I checked in with Steve Burzon, event organizer of the 2020 CMC (February 14-16, 2020), via email, to learn more about this exciting, warm-water multihull event.
Tryst Caribbean Multihull Challenge 2019 – photo © Herb McCormick
Can you tell us about the culture of the Caribbean Multihull Challenge?
Last year’s event—CMC 1—was like a big family party. We had 14 boats and all had a good time.
Some raced with us for the first time ever. At the Sint Maarten Yacht Club, we manage this event with a very small staff — only one person from the office and three volunteers. Robbie Ferron is Race Chairman; Petro Jonker is Chair of our three-person Steering Committee; and I handle marketing and many of the operations. Leonde is with us on all aspects.

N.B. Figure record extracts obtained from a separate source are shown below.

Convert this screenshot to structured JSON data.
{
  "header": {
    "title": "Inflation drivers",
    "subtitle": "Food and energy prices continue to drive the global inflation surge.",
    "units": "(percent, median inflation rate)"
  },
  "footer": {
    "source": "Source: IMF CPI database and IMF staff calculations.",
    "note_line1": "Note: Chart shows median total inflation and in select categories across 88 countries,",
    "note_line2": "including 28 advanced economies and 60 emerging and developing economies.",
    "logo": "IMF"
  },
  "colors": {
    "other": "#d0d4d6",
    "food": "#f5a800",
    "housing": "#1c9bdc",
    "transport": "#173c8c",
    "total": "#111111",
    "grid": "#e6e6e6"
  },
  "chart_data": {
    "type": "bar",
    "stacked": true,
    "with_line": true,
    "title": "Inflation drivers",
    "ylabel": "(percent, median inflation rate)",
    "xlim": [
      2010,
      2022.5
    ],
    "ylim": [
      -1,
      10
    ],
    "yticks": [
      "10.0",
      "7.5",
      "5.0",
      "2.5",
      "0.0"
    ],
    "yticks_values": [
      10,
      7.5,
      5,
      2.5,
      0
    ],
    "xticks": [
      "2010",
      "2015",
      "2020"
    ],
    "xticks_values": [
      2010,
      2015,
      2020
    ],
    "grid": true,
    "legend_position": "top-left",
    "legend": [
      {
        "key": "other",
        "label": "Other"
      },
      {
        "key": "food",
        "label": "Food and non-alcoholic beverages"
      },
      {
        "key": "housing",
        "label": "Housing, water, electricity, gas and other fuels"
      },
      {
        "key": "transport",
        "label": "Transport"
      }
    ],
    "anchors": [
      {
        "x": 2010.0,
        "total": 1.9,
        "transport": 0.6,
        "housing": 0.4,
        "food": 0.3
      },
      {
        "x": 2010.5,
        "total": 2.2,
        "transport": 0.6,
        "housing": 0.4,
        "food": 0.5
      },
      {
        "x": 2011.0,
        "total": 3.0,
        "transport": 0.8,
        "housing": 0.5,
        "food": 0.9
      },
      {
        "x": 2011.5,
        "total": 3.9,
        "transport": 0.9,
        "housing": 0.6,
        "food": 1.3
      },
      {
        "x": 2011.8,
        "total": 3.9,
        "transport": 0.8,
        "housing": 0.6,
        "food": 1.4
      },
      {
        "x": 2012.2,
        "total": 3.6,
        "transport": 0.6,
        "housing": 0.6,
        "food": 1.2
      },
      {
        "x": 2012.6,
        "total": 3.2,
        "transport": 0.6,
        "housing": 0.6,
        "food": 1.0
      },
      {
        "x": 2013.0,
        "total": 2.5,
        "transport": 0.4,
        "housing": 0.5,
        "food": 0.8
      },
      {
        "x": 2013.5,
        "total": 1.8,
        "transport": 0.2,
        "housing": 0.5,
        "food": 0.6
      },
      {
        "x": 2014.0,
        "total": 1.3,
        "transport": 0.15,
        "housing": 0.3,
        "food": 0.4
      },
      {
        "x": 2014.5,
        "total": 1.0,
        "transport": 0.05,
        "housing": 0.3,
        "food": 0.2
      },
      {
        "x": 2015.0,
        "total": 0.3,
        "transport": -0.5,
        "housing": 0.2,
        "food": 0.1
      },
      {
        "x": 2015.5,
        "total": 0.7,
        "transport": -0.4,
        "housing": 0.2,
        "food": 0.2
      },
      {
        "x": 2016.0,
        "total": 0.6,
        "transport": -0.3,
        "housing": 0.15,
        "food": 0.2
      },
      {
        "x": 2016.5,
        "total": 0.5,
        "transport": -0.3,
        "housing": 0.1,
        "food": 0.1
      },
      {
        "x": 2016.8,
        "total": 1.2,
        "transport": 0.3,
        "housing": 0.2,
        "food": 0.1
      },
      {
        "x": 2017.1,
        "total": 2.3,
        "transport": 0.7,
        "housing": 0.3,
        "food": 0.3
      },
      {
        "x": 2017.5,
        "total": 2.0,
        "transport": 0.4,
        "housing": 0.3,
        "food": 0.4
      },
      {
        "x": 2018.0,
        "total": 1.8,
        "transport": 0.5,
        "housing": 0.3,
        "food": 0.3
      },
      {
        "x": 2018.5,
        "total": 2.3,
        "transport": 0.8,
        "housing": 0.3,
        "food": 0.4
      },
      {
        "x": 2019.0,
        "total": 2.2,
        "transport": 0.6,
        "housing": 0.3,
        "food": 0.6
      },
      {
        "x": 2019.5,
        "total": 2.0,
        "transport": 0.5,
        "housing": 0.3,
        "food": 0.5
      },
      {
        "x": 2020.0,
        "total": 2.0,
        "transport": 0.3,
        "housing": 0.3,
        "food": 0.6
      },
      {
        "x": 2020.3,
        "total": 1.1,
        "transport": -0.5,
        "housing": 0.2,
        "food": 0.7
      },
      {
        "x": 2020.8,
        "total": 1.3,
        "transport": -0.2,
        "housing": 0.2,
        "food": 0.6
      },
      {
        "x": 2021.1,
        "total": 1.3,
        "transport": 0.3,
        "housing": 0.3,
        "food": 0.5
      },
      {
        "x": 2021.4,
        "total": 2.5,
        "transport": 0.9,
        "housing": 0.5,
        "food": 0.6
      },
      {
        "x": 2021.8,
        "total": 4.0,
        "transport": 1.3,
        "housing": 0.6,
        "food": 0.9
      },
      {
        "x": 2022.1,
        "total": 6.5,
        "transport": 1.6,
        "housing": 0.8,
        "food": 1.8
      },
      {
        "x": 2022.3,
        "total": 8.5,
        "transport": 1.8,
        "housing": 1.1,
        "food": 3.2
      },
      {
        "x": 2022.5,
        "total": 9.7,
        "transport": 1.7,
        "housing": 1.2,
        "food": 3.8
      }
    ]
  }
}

What kinds of multihulls are eligible to compete at the CMC? Are we talking about racer/cruiser designs, or more pure racing boats?
All manner of multihulls are registered and welcome. We’ve had production and custom designs. We have a 50-year-old trimaran and brand-new carbon racer/cruisers. This year we will have two Mod 70’s as well.
How many boats do you hope to see on the starting line of this year’s regatta, once the starting guns begin sounding? Also, how many classes do you think will be competing?
Multihull racing in the 2019 Caribbean Multihull Challenge – photo © Image courtesy of Caribbean Multihull Challenge
We have 20 boats registered and we hope all will start. We have five classes.
What kinds of course shapes will the regatta employ? Also, will these be mostly short-course affairs, or will the fleet be sent out on longer courses that use nearby islands or other geographic features as turning marks?
We have short courses planned and will use them based on weather. Light air [will see] short course. Or a short course needed for a fast race at any time during the day; or to end a day.
But, by and large, the courses for the CMC are built for multihulls which are normally fast — so the courses used can be longer.
What kind of competition levels can visiting sailors expect to encounter? (Or, in other words, is this event aimed at crews comprised of families and friends or Grand Prix sailors?)
We will have all kinds. Some are using this event to tune up for the Caribbean 600. Some are in a fun class.
What kinds of evening and onshore entertainment can sailors expect?
Lots. Prize-giving’s and after parties at two Dutch-side locations; and one on the French side in Grand Case.
Ineffable racing in the 2019 Caribbean Multihull Challenge – photo © Image courtesy of Caribbean Multihull Challenge
Can you tell us about any steps that you and the other event organizers have taken in the last couple years to help green-up the regatta or otherwise reduce its environmental footprint?
We work with our event venues to encourage their efforts to green-up. We do not print a lot of paper. We design our courses to not impact sea creatures such as turtles and whales. We work with the French government on this effort. They are great environmental partners.
Anything else that you’d like to add, for the record?
We are expecting a good turnout and good fun. We have 40% more entries than last year. We have 20% more sponsorship dollars. We are going from one journalist covering last year to five covering this year, and one is from France.